A pandemia foi tratada como evento. Eu a enxerguei como processo.
Ela não terminou porque deixou de ser sanitária e passou a ser estrutural. Mudou hábitos, acelerou tecnologias, expôs fragilidades estratégicas e testou a musculatura cultural das organizações. Algumas marcas desenvolveram anticorpos. Outras não resistiram à febre.
Em junho de 2020, publiquei sobre um movimento interessante da Lupo. A marca rapidamente colocou no mercado uma máscara funcional, aproveitando a sua competência industrial em malharia. Produto adequado ao momento e execução ágil. Mas faltava algo essencial: a marca visível. Um ícone mínimo que reforçasse identidade e propriedade simbólica.
Pouco depois, o ajuste veio. Um pequeno duplo “L” passou a integrar o produto. Melhorou. Ainda assim, o episódio ilustra algo maior: em tempos de crise, velocidade é vital, mas clareza de marca é sobrevivência.
A pandemia funcionou como um violento e dramático teste de estresse global. E foi agravada por choques geopolíticos como a guerra na Ucrânia, que ampliou incertezas econômicas e cadeias de suprimento.
Mas sejamos francos: o mundo corporativo já vivia sob epidemias crônicas antes de 2020; transformação digital, polarização social, pressão ESG, hipercompetição, erosão de margens e volatilidade regulatória. O vírus apenas retirou o anestésico.
Imunidade corporativa não se compra. Constrói-se.
Ao longo de décadas assessorando empresas e conselhos, aprendi que crises não criam caráter organizacional. Elas revelam.
Negócios com cultura adaptativa, liderança treinada e visão estratégica reagiram rápido. Não foi apenas questão de orçamento. Foi de mentalidade.
Durante a quarentena, pequenos restaurantes próximos de casa reagiram com impressionante agilidade ao delivery. Aprenderam logística, embalagem, comunicação digital e relacionamento via aplicativos, que impulsionou o e-commerce, que derramou riquezas em novos negócios. Enquanto isso, operações maiores hesitavam, presas ao paradigma do “consumo presencial”. Não foi o tamanho que determinou quem sobreviveria. Foi a flexibilidade ágil.
Defendo há décadas que Branding é, acima de tudo, uma disciplina estratégica. Não é estética. Não é campanha. É capacidade de gerar significado consistente em ambientes instáveis.
O caso das cápsulas e a erosão silenciosa
Também analisei em profundidade a Nespresso, cuja proposta premium acompanhei desde sua chegada ao Brasil. A marca construiu desejo, experiência e preço elevado sustentados por patente e comunicação sofisticada.
Quando a patente expirou e a pandemia alterou padrões de consumo, concorrentes avançaram com cápsulas compatíveis, preços menores e qualidade aceitável. A barreira deixou de ser tecnológica e passou a ser puramente simbólica. E símbolo, se não for constantemente nutrido, dilui.
Grandes crises expõem o quanto conselhos e lideranças conseguem antecipar movimentos, revisar dogmas e questionar certezas internas sem medo. A vigilância competitiva contínua, inclusive sobre players que “não parecem concorrentes”. Tornando-se uma obrigação estratégica.
Governança em tempos de ondas permanentes
Um conselho eficiente não protege a empresa do inesperado. Prepara pessoas para atravessá-lo.
Isso implica:
- Revisão constante de propósito e prioridades;
- Questionamento estruturado de paradigmas;
- Estímulo real à inovação;
- Reconhecimento do esforço adaptativo das equipes.
Crises são ondas sucessivas.

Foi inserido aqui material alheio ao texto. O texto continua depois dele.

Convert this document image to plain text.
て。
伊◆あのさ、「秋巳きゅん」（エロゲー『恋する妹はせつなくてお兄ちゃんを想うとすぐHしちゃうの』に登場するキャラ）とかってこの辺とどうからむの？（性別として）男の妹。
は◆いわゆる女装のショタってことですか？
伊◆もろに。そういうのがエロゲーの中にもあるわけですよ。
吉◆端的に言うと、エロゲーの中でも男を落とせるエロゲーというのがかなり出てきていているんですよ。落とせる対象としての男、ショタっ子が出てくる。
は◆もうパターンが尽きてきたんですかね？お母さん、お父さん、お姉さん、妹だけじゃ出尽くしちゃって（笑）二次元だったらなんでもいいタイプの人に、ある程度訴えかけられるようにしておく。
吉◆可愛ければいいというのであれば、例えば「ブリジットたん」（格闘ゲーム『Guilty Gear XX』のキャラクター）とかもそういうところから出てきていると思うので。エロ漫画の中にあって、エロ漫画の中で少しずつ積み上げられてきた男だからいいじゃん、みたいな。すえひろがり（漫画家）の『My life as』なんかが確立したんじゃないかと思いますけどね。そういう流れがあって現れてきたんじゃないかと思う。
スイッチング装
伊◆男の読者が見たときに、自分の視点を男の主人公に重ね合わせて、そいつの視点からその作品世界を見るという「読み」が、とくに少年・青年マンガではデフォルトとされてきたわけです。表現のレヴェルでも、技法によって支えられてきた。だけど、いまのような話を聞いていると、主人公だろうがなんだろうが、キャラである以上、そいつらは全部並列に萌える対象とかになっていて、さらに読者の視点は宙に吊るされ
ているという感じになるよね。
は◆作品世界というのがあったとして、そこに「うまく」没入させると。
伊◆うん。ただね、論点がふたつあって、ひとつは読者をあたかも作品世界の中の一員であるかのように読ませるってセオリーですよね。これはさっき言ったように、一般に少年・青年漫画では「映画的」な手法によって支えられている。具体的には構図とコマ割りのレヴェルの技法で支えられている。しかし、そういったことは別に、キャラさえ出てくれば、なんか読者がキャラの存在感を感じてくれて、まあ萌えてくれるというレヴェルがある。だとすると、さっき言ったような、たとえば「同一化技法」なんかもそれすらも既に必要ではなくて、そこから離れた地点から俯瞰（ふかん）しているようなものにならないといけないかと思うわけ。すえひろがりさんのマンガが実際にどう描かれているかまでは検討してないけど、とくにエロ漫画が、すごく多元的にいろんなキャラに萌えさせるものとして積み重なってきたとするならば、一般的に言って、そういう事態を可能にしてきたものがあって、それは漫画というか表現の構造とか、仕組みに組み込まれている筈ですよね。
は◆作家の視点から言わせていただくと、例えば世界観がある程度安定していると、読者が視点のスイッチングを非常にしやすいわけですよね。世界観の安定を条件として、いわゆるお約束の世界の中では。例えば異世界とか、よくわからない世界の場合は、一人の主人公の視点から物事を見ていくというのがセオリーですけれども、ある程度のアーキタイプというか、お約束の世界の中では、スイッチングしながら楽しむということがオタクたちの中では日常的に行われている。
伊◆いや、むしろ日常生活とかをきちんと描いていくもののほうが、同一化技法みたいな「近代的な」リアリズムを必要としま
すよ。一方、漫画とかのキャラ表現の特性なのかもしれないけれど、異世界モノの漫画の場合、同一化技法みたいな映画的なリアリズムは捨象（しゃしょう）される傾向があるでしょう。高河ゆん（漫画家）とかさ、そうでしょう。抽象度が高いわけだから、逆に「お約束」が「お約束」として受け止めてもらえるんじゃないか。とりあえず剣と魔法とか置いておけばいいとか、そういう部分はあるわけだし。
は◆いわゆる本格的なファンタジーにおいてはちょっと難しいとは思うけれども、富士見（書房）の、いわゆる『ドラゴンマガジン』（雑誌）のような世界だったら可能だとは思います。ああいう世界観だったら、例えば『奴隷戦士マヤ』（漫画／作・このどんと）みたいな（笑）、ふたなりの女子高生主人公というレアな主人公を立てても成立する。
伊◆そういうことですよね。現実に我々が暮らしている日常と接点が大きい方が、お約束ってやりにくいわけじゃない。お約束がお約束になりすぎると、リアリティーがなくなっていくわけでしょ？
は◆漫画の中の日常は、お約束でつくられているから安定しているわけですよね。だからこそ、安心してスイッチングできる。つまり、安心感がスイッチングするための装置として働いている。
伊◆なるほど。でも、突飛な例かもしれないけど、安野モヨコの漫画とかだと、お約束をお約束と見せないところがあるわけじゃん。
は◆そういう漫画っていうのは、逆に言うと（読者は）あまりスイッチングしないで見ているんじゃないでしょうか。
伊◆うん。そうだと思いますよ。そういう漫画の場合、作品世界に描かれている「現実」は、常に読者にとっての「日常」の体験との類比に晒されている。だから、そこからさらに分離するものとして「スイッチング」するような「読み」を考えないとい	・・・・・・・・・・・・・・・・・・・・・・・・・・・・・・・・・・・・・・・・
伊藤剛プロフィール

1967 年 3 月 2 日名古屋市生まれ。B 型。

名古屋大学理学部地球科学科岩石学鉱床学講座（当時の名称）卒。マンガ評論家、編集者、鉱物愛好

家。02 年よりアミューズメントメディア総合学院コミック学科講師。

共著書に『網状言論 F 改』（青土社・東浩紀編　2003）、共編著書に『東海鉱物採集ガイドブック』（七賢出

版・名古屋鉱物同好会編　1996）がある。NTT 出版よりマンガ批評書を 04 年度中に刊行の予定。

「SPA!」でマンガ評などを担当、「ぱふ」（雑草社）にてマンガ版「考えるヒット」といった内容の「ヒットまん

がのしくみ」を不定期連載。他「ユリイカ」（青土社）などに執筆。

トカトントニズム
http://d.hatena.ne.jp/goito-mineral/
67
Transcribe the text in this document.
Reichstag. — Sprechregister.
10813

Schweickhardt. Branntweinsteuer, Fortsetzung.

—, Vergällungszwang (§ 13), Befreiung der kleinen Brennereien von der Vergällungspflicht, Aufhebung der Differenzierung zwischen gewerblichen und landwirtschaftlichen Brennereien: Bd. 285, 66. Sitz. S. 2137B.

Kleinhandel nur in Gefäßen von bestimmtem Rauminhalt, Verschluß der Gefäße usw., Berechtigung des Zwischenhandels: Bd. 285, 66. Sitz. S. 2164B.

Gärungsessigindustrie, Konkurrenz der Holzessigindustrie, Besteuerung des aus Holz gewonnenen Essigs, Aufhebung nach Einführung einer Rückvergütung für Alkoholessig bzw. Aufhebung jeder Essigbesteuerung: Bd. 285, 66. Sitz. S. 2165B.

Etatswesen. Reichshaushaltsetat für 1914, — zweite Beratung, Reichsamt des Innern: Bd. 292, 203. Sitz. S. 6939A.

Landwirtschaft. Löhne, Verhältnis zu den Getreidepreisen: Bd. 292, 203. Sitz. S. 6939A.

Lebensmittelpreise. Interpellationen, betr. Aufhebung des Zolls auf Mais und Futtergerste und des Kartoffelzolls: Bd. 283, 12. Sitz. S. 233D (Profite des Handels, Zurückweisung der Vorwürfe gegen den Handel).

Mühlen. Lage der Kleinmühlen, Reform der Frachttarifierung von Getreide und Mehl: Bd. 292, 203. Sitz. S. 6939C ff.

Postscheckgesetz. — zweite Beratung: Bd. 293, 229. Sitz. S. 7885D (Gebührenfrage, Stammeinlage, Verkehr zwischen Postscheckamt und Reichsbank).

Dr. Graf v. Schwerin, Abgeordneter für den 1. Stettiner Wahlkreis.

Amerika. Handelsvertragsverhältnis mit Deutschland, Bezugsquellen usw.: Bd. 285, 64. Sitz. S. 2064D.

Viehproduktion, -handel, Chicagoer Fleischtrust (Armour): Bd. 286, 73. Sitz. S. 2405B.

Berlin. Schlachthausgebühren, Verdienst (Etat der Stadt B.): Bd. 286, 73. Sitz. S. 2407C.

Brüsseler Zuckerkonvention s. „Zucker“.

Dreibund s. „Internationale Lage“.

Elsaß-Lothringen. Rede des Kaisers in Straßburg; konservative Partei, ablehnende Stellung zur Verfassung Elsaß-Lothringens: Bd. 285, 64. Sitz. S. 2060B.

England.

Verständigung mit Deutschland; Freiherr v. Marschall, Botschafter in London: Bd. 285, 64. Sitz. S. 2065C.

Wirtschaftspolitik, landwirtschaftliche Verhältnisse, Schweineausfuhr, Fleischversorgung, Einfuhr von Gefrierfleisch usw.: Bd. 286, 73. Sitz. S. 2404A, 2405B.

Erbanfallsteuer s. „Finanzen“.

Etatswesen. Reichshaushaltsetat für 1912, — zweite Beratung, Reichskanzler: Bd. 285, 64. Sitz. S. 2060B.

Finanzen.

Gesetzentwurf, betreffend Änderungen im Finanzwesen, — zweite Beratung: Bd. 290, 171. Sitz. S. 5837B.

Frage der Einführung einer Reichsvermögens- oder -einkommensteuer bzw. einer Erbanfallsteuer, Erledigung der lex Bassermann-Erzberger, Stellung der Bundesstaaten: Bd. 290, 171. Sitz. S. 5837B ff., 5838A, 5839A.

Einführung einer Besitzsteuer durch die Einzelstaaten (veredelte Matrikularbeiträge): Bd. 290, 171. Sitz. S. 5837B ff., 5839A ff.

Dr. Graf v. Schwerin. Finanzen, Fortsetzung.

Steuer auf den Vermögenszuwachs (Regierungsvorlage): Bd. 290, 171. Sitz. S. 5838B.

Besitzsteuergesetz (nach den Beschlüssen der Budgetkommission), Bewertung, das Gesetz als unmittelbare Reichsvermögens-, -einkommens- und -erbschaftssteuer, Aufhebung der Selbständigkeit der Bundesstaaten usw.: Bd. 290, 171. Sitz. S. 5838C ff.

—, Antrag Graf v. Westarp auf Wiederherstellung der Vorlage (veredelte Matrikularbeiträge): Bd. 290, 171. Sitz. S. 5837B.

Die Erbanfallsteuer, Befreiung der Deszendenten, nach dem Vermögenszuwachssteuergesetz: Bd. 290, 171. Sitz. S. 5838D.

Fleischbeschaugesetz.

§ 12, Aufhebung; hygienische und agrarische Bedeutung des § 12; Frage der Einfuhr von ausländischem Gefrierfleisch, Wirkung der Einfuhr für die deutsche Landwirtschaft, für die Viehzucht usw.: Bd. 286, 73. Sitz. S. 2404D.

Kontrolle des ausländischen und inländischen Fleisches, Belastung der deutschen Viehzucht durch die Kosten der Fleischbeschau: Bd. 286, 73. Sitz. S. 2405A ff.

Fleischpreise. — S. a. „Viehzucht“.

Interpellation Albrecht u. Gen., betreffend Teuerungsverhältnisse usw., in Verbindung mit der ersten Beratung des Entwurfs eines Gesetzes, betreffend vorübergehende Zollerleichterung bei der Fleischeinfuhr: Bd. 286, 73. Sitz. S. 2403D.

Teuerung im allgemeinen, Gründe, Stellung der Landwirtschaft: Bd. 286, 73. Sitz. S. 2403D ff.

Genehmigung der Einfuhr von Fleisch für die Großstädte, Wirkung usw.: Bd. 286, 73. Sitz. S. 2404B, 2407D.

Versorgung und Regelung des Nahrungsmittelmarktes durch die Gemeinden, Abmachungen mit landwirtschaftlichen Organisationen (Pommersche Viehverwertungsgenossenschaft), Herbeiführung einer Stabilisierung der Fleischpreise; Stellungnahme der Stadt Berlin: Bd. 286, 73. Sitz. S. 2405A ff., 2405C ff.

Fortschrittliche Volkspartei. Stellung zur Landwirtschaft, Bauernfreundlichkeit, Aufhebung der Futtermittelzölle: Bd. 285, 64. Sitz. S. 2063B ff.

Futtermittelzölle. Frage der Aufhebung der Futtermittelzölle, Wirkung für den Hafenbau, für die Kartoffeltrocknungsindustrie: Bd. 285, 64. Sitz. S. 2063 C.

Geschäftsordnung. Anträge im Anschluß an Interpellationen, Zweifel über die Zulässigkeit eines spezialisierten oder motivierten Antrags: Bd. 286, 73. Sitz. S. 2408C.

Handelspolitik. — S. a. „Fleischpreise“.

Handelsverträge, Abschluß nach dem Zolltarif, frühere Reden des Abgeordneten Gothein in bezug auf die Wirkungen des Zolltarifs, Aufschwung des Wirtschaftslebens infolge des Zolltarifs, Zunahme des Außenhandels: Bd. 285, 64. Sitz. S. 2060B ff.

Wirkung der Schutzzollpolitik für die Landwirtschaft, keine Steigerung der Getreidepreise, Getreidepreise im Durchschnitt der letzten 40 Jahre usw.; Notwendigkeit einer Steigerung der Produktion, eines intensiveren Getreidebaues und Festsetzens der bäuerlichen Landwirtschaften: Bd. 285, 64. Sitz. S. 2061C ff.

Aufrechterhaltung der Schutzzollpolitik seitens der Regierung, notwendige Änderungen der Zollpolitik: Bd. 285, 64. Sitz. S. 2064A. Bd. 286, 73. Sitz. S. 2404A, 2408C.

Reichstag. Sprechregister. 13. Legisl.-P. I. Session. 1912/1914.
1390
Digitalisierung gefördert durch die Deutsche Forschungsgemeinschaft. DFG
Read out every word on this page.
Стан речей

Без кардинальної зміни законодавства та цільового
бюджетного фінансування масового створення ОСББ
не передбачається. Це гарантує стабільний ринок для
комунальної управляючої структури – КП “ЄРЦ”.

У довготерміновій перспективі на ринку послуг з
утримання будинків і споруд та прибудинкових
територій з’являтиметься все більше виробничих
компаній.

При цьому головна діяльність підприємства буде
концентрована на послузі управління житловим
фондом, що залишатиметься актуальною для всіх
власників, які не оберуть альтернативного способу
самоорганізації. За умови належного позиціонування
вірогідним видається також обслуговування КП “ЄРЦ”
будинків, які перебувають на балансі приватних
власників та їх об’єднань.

Não há intervalo definitivo entre elas. A ilusão de estabilidade é o maior risco estratégico do século XXI.
A história que resume tudo
Conversei certa vez com uma profissional que trabalhou anos em uma loja da Toys”R”Us. Chorava ao relatar o esforço para se adaptar às mudanças que, no fim, não foram suficientes para salvar a operação.
A pergunta que fica é simples e desconfortável: estamos realmente mudando ou apenas reagindo superficialmente?
Lidar com transformações imprevisíveis será o grande desafio das próximas gerações. E, sejamos honestos, ainda não aprendemos plenamente a mudar. Muito menos a gostar de mudar.
Conclusão
A pandemia sanitária pode ter arrefecido, mas a pandemia estratégica permanece.
Empresas continuarão enfrentando choques tecnológicos, sociais, ambientais e políticos. Algumas desenvolverão imunidade organizacional na cultura, governança e com branding robusto. Outras sucumbirão à própria rigidez.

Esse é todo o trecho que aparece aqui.